Curtin University researchers, who recently spent time with members of the Bali Nine at the Kerobokan prison, say the prisoner-initiated and run rehabilitation program set up by Myuran Sukumaran and Si Yi Chen could bring benefits to Western Australian prisons.
The rehabilitation program, which was established five years ago, involves art, jewellery making and t-shirt screen printing. The products are then sold through a local art shop, with the profits used to buy art materials and provide the artists with a small income.
Senior Research Fellows, Dr Brian Steels and Dr Dot Goulding from Curtin’s Ethics, Equity and Social Justice department, visited the prison to learn about the program and look at ways in which the WA prison system might incorporate the model.
Dr Steels said the prisoner-initiated and run business-model was very successful and quite rare.
“A key aspect of the program Sukumaran and Chen established is the personal development of the prisoners through the mentoring they received and gave. This had a huge impact on their mental health and wellbeing,” Dr Steels said.

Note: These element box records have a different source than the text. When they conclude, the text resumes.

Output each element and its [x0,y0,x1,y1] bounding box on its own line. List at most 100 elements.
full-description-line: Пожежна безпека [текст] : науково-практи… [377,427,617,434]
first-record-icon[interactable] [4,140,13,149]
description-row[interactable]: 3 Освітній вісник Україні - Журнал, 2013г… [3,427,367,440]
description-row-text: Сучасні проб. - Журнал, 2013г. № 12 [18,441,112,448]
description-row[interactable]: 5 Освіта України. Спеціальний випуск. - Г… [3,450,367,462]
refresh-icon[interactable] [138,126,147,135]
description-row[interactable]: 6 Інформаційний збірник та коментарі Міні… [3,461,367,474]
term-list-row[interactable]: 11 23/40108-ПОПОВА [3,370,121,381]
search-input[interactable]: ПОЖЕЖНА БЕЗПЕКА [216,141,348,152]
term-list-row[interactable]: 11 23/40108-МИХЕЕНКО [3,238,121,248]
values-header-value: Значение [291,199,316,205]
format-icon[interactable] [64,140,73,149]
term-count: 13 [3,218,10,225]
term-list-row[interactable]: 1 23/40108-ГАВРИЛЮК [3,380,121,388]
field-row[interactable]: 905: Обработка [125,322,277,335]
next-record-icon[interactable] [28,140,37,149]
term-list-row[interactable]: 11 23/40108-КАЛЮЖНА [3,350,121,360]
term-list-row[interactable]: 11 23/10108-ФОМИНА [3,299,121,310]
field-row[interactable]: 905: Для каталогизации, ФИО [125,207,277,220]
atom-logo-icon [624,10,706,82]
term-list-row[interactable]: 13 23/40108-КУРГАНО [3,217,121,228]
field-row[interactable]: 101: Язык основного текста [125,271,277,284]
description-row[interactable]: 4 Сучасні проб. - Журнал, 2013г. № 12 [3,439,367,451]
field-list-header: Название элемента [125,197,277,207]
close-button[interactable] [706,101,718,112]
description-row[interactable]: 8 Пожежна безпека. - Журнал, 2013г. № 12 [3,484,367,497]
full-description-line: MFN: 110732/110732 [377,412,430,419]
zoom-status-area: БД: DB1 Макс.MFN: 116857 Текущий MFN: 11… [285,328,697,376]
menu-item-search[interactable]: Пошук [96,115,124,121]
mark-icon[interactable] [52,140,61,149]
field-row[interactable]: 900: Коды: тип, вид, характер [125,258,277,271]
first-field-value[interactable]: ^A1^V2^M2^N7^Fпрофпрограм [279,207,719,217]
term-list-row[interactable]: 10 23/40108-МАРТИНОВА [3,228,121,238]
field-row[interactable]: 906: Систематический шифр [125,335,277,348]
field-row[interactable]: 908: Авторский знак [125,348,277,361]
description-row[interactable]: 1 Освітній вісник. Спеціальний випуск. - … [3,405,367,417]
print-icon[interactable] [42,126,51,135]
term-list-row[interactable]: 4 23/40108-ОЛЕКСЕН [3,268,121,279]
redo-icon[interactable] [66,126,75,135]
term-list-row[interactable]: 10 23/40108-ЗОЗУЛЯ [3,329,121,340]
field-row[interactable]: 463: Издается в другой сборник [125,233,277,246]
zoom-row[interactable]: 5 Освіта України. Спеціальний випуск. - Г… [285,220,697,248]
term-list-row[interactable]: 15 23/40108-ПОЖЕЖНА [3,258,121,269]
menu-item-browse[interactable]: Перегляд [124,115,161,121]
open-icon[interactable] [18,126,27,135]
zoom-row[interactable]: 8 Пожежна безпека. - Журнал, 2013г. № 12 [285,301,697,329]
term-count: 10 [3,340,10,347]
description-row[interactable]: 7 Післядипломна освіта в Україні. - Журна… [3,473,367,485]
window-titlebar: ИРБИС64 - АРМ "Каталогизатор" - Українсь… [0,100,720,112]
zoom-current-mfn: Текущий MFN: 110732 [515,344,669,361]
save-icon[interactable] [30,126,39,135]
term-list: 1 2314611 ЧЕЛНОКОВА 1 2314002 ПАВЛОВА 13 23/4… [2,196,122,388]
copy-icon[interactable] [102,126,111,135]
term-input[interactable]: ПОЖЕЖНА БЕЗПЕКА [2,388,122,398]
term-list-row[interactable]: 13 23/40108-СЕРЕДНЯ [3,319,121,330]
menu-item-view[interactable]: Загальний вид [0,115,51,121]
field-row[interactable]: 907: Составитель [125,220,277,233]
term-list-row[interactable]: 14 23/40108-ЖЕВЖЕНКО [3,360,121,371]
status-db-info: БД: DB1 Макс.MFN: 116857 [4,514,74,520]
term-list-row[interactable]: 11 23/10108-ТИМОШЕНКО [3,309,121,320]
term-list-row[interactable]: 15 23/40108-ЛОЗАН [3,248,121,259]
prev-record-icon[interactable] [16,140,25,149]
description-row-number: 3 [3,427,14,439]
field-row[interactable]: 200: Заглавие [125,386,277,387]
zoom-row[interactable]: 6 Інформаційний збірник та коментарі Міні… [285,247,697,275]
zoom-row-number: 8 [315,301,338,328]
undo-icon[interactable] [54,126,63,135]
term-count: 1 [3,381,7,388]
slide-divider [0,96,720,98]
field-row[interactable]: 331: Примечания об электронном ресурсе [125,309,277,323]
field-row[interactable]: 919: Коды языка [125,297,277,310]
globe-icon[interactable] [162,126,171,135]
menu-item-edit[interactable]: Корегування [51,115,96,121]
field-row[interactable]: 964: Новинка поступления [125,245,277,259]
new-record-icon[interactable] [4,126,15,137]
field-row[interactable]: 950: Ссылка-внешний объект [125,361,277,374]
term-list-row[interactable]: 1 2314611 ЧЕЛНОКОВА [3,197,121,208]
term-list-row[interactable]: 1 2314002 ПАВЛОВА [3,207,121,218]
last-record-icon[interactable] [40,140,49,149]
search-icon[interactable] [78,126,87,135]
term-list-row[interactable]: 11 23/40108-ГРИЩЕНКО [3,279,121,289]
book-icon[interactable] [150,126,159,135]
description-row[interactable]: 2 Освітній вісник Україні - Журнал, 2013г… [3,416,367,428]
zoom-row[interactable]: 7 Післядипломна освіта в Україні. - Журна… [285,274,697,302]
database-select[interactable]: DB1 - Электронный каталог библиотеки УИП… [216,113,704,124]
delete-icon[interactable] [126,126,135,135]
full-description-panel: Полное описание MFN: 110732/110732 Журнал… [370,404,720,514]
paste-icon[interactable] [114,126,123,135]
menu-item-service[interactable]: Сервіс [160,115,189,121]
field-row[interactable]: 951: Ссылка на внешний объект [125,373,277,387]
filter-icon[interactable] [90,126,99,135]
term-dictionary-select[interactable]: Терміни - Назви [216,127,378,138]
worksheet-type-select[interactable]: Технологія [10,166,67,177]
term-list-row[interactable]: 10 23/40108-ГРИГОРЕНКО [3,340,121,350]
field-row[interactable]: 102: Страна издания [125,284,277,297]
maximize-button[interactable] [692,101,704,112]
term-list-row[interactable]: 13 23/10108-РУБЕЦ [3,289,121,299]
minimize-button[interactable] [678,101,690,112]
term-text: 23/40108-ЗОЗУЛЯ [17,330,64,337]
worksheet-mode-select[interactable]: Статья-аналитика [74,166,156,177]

“Many of the program participants moved from narcissistic behaviour towards altruistic behaviour by helping others develop practical skills and a sense of worth.”
Both female and male inmates participate in the program, which is also rare within the prison system.
Dr Goulding said they hope to work with the WA Government and the Department of Corrective Services to identify ways our prison system could learn from this model
“In WA prisons, the skills development programs are initiated and funded by the prisons, however, in Sukumaran and Chen’s model, prisoners purchase their own materials and they are paid a wage from the sale of the products,” Dr Goulding said.
“Through this model, long-term positive effects were achieved.”
Over the coming months, Dr Steels and Dr Goulding plan to meet with key decision makers and policy developers to look at ways this business-model might be introduced within our prison system.
Dr Steels and Dr Goulding are also Directors of the Asia Pacific Forum for Restorative Justice.